Under girls' soccer coach Jacquelyn Suchanek, that Fairfield program posted a 29-7-1 record over the past two seasons, including a 12-0 YAIAA Division III record this fall.
Meanwhile, the cupboard is not bare for Brown. Three of the top five scorers return from a team that went 5-15 last year in Erin Donaldson (four points per game), Kelly Quealy (7.7 points per game) and Lexy Junker (4.7 points per game).
"We are more guard-oriented this year," Brown said. "Lots of cuts, floor looks. We want to run, create some defensive pressure and create points. We have a couple of young girls that will be all right, but they don't have much experience, so we will see how they handle it."
Despite their 5-15 record, Fairfield lost five games by 10 points or fewer. The Green Knights did however, endure seven games in which they allowed more than 60 points.

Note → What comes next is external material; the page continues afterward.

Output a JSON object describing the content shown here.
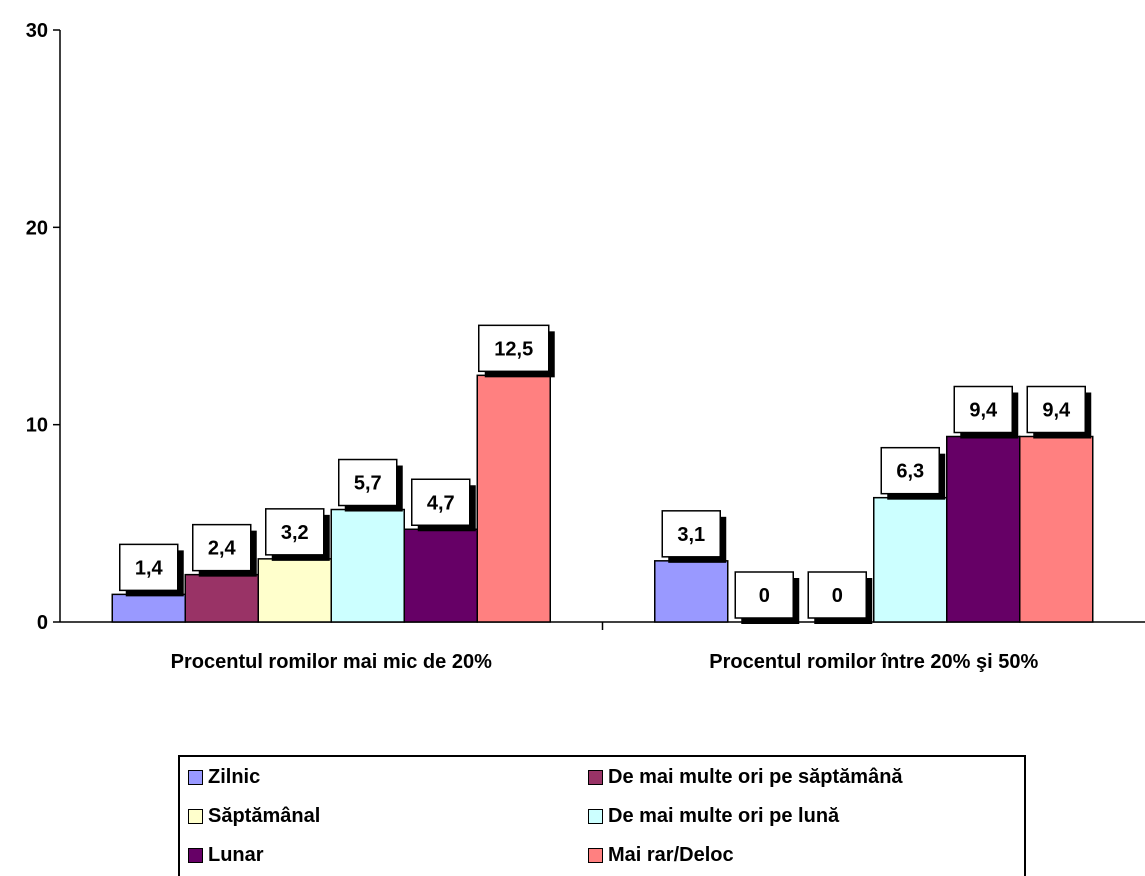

"We want to be a great defensive team, and that is basically where it starts," Brown said. "That is goal one. We need to win games we are supposed to win, and we have to get our kids to give us a chance in the other games."
The first time he walked back into the gym, he felt as though he had just practiced there the preceding day. If he needed any more familiarity, he does not need to look any further than the boys' team, for which Winebrenner is the head coach.
No one knows Brown's coaching style better than Winebrenner.
"He was a great coach," Winebrenner said. "He was one of those coaches that had you work hard in practice. He pushed to get the most out of you. He was still a player-friendly coach. You knew it wasn't personal if he had to yell at you. He was a very likeable guy. He got the most out of us."